Betreffende de aantallen zegt het LEI «In vergelijking met het onderzoek uitgevoerd in 2008 heeft een sterke uitbreiding van het aantal nertsen plaatsgevonden namelijk van ruim 800 duizend moederdieren in 2007 tot bijna 1 miljoen moederdieren in 2011 (bron: Landbouwtelling 2011).

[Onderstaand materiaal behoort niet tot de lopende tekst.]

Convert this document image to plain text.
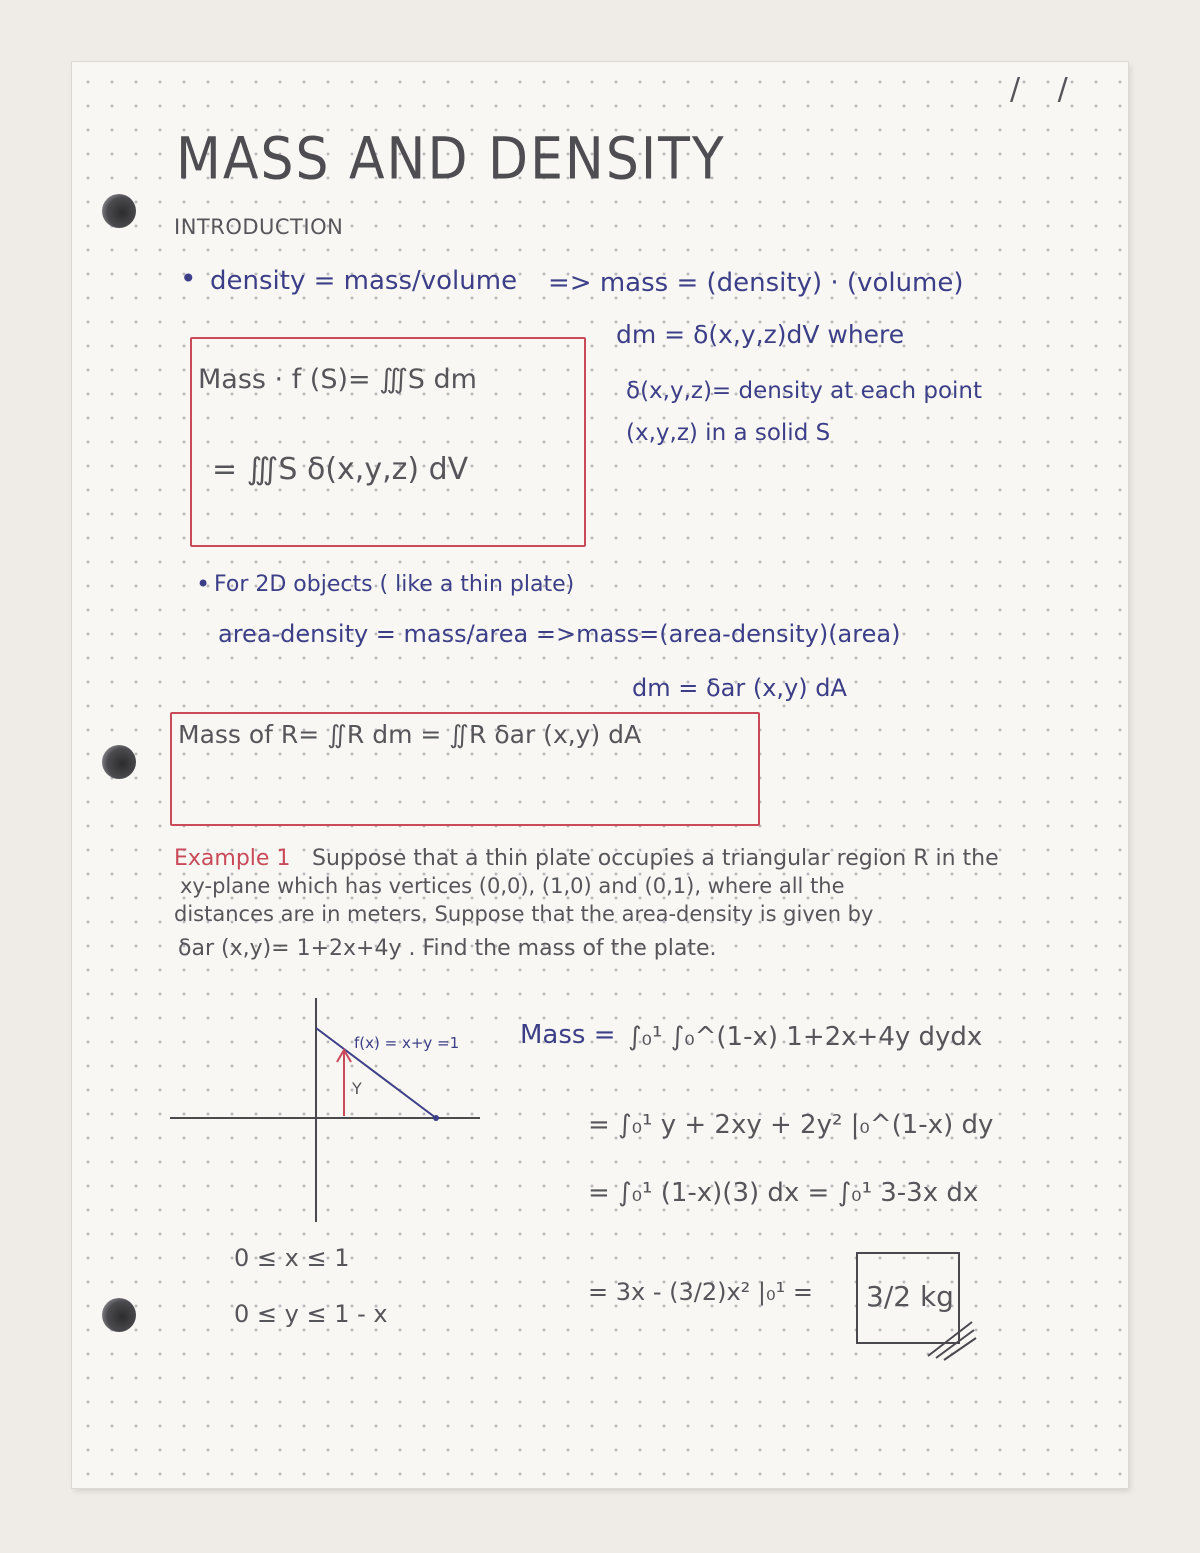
/ /
MASS AND DENSITY
INTRODUCTION
• density = mass/volume => mass = (density) · (volume)
dm = δ(x,y,z)dV where
δ(x,y,z)= density at each point
(x,y,z) in a solid S
Mass · f (S)= ∭S dm
= ∭S δ(x,y,z) dV
• For 2D objects ( like a thin plate)
area-density = mass/area =>mass=(area-density)(area)
dm = δar (x,y) dA
Mass of R= ∬R dm = ∬R δar (x,y) dA
Example 1 Suppose that a thin plate occupies a triangular region R in the
xy-plane which has vertices (0,0), (1,0) and (0,1), where all the
distances are in meters. Suppose that the area-density is given by
δar (x,y)= 1+2x+4y . Find the mass of the plate.
f(x) = x+y =1
Y
0 ≤ x ≤ 1
0 ≤ y ≤ 1 - x
Mass = ∫₀¹ ∫₀^(1-x) 1+2x+4y dydx
= ∫₀¹ y + 2xy + 2y² |₀^(1-x) dy
= ∫₀¹ (1-x)(3) dx = ∫₀¹ 3-3x dx
= 3x - (3/2)x² |₀¹ = 3/2 kg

Het aantal bedrijven met nertsen is licht gedaald van 168 in 2007 naar 161 in 2011.

Volgens het LEI 2008 is de netto opbrengst voor het gemiddelde nertsenbedrijf 283 319 per jaar.

Onderstaande informatie komt in de KWIN-Veehouderij 2012–2013 te staan. Het afgelopen seizoen lagen de prijzen op een hoog niveau en op basis van het 5-jaarlijks gemiddelde hebben ze de norm fors naar boven bijgesteld.

Prijzen pelzen

Statistiek

Opbrengstprijzen pelzen, over alle kleurslagen, maten en kwaliteiten gemiddeld (€)

 

06/07

07/08

08/09

09/10

10/11

Opbrengstprijs

28,50

30,00

21,50

38,50

44,50

Norm

Opbrengstprijs (per afgeleverde pels) € 32,50

25% Van de nertsenhouders is 55+

Bont anno 2012 kan echt niet meer. Deze mening is niet alleen de leden van de fractie van de Partij voor de Dieren toegedaan, maar een overgrote meerderheid van de Nederlanders. Het vorige week verschenen rapport «Denken over Dieren» (Kamerstuk 28 286, nr. 565) bevestigt nogmaals dat er geen draagvlak meer is voor bont en pelsdierhouderij in Nederland. Het onderzoek concludeert dat het merendeel van de Nederlanders het belang van nertsen zwaarder vindt wegen «dan de belangen van de mens», waarmee gedoeld wordt op de ondernemer en de bontdrager. De leden van de fractie van de Partij voor de Dieren steunen de initiatiefnemers om deze maatschappelijke waarden eindelijk politiek te vertalen in een totaalverbod op het fokken van dieren voor hun pels.

Indieners onderschrijven dat er geen draagvlak meer is voor het houden en doden van nertsen voor hun bont. In 2000 (na aanname van de motie 26 200 XIV, nr. 63) was 78% voor een nertsenfokverbod bij een Intomart peiling, in 2007 geeft in de Ergo peiling van min LNV 75% van de bevolking aan tegen het fokken voor bont te zijn. In 2009 geeft in een opiniepeiling van CenTERdata 80% aan diergebruik voor bont onaanvaardbaar te vinden en slechts 5% aanvaardbaar. Het rapport Denken over Dieren bevestigt het beeld dat Nederlanders in overgrote mate bij bontproductie de belangen van het dier zwaarder wegen dan die van de mens, slechts 7% van de Nederlanders vindt het doden van dieren voor hun vacht aanvaardbaar.